SALTY: Explainable Artificial Intelligence Guided Structural Analysis for Hardware Trojan Detection
Tanzim Mahfuz, Pravin Gaikwad, Tasneem Suha, Swarup Bhunia, Prabuddha Chakraborty
TL;DR
SALTY tackles hardware Trojan detection in distributed semiconductor supply chains by combining a Jumping-Knowledge-enabled Graph Attention Network with an explainable AI post-processing module. It constructs a wire-graph representation, extracts local structural features, and uses JK-GAT to produce robust node embeddings that generalize to unseen designs. Explainability via Captum Integrated Gradients guides a dynamic post-processing step that reduces AI hallucinations, leading to high $TPR$ and $TNR$ (e.g., $TPR=98.47\%$, $TNR=98.14\%$) across >15 benchmarks and outperforming seven state-of-the-art methods.
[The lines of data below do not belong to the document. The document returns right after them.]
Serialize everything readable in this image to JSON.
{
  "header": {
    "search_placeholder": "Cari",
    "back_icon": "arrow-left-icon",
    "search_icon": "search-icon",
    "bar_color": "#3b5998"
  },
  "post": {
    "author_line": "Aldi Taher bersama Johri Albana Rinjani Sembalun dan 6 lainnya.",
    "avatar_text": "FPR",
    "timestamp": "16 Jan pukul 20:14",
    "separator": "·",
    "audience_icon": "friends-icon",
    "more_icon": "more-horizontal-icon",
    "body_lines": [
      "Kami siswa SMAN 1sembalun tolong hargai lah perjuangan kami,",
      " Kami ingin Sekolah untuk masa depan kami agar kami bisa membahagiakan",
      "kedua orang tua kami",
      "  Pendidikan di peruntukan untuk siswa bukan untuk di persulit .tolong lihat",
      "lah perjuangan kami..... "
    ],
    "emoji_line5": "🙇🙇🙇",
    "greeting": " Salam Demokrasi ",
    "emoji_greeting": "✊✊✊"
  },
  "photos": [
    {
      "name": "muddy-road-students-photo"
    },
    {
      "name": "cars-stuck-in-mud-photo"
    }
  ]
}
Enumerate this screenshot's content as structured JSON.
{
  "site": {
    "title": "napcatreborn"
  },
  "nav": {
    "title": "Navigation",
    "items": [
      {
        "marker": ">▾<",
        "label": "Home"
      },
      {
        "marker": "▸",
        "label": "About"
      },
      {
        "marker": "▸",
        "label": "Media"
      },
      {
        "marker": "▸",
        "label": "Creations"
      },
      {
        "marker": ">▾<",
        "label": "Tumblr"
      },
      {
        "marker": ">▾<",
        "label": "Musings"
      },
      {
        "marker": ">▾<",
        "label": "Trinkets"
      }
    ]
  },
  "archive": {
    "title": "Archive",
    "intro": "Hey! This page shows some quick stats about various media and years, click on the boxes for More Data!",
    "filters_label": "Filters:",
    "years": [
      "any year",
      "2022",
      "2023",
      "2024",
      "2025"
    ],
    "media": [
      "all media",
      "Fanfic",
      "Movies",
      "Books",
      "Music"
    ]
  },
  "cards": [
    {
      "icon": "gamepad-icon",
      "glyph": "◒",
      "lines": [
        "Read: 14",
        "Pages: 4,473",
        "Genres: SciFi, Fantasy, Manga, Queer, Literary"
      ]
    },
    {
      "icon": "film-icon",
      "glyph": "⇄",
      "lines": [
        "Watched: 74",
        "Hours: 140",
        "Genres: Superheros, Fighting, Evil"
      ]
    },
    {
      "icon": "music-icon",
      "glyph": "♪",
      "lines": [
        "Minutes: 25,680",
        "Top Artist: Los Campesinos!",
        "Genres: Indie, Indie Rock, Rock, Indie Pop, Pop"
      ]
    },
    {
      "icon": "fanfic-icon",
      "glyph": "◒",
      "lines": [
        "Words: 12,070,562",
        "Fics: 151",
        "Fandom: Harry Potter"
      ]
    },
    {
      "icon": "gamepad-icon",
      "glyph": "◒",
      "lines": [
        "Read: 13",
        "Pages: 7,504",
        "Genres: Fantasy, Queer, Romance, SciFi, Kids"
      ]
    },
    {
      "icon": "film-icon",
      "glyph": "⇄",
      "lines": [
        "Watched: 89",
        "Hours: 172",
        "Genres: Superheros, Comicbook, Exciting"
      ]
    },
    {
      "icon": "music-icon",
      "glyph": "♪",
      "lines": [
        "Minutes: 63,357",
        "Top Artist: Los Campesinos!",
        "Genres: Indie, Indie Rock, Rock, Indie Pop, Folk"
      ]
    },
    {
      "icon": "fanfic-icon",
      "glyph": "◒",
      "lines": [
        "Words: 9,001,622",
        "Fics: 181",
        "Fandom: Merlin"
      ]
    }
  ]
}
The approach also yields human-readable rules that illuminate the detection logic, enhancing trust and practical applicability in hardware security workflows.
Abstract
Hardware Trojans are malicious modifications in digital designs that can be inserted by untrusted supply chain entities. Hardware Trojans can give rise to diverse attack vectors such as information leakage (e.g. MOLES Trojan) and denial-of-service (rarely triggered bit flip). Such an attack in critical systems (e.g. healthcare and aviation) can endanger human lives and lead to catastrophic financial loss. Several techniques have been developed to detect such malicious modifications in digital designs, particularly for designs sourced from third-party intellectual property (IP) vendors. However, most techniques have scalability concerns (due to unsound assumptions during evaluation) and lead to large number of false positive detections (false alerts). Our framework (SALTY) mitigates these concerns through the use of a novel Graph Neural Network architecture (using Jumping-Knowledge mechanism) for generating initial predictions and an Explainable Artificial Intelligence (XAI) approach for fine tuning the outcomes (post-processing). Experiments show 98% True Positive Rate (TPR) and True Negative Rate (TNR), significantly outperforming state-of-the-art techniques across a large set of standard benchmarks.